While Vegas not only makes a great destination for girls’ and guys’ getaways, it’s also teaming up with the gay community. In the August 2013 issue, in the Girls & Guys Getaways in Las Vegas feature, Mike King, a Travel Leaders agent in Virginia, said, “What makes Las Vegas a great destination for the gay community is the whole attitude of the ‘what happens in Vegas, stays in Vegas’ motto. You can see just about anything in Vegas. It’s a very opening and welcoming community for all types of people.”
In fact, the city debuted the largest gay venue in the world this year—the 84,000-sq.-ft. Krave Massive—and play host to wedding commitment ceremonies, as well as bachelor parties-to-remember. This news definitely doesn’t have to “stay in Vegas.”
urban hotel hotspots
While New York City is always a top destination in the U.S., drawing 52 million travelers (80 percent of which were domestic) in 2012, the boroughs are enticing these visitors more than ever, inviting them to step outside of Manhattan and see what the rest of the city has to offer. As I pointed out in the May issue, in the New York City onsite review, the other boroughs “can offer room rates at 20 to 30 percent less, in some cases.
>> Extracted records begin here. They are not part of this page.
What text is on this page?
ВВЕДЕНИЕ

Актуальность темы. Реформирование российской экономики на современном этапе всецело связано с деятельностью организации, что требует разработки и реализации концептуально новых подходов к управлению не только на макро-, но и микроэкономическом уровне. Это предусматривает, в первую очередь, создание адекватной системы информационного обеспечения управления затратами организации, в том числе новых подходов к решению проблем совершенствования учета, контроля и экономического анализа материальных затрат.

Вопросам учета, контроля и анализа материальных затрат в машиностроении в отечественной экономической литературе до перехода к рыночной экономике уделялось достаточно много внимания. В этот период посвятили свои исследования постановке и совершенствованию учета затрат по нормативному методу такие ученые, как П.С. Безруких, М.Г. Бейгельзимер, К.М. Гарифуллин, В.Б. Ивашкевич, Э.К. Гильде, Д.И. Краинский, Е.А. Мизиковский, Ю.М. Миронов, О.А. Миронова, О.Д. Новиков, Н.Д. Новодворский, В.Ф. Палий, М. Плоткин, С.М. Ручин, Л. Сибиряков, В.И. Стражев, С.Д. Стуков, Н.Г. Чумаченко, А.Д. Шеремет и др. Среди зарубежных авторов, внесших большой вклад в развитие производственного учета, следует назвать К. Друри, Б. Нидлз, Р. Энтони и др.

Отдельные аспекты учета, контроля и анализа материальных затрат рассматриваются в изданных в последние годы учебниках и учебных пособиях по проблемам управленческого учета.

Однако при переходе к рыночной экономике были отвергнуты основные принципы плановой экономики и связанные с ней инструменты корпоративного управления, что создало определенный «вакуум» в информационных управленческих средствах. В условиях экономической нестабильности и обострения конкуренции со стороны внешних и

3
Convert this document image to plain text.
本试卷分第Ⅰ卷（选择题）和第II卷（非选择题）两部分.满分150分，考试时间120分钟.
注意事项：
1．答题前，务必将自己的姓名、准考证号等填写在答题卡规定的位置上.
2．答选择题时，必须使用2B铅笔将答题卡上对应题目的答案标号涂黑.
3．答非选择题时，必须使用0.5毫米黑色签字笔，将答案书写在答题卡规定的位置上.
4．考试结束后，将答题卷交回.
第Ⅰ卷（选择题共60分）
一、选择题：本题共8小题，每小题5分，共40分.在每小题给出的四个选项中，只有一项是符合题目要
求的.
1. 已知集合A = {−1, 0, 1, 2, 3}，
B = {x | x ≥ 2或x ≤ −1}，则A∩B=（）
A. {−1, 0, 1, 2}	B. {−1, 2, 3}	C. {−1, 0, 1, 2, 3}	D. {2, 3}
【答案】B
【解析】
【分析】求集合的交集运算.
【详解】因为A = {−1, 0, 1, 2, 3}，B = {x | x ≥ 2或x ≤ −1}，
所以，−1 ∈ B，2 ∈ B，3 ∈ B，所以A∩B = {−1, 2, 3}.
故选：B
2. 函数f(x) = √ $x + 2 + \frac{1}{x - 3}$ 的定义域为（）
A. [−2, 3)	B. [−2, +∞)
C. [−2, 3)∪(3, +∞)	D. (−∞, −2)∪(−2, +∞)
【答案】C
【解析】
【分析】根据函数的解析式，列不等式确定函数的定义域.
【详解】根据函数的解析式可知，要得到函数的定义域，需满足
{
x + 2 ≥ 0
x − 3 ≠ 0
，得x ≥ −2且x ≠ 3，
In fact, since 2006, 42 percent of the hotels opening in the city have been in the boroughs.” Christopher Heywood, senior v.p. of communications for NYC & Company, said in that same onsite that these properties are “ideal for repeat visitors, as they offer something different, where guests can ‘live like a local at a better price point.’”
When I visited the city in February, the new Wythe Hotel in Brooklyn embodied the hip factor that Williamsburg is now known for, but as I mentioned in the onsite, other hotels are popping up in neighboring boroughs like the 60-room boutique Bronx Opera House Hotel, housed in a Beaux Arts building, which opened in August, and the Jazz Age-style boutique Z NYC Hotel in Long Island City.
In the Midwest, tourism is booming in Chicago as numbers have returned to pre-recession levels, bringing 46.2 million travelers in 2012. This year, the city welcomed two much-anticipated brands with the October opening of the 247-room Thompson Chicago (thompsonhotels.com/hotels/chicago/thompson-chicago) in the Gold Coast neighborhood and The Langham, Chicago (chicago.langhamhotels.com). The luxurious 316-room The Langham, Chicago debuted in the 52-story riverfront Mies van der Rohe building, featuring some of the largest standard guestrooms in the city—starting at 516 sq. ft.—as well as the 9,000-sq.-ft. Chuan Spa.
Of course, Miami is still just as enticing as ever. While we highlighted one of Miami’s spectacular hotels in our February 2013 issue, The Angler’s Boutique Resort in South Beach, the city is ending 2013 with a bang as a few high-end hotels make their way to South Beach. This month, sbe’s 69-room The Redbury South Beach (theredbury.com/southbeach) is making a splash in South Beach, joining the brand’s other high-profile hotels, The Raleigh and SLS Hotel, South Beach. The hotel will feature James Beard Award-winning chef Tony Mantuano at Italian restaurant Lorenzo, and guestrooms will capture the spirit of 1950s Miami with record players, historic Fillmore Theater posters and vinyl collections.
Another property I’m particularly excited about that is also opening this month is COMO Hotels and Resorts’ (comohotels.com) Metropolitan by COMO, Miami Beach, the luxury brand’s first North American property, set in a beachside, historic 1930s building.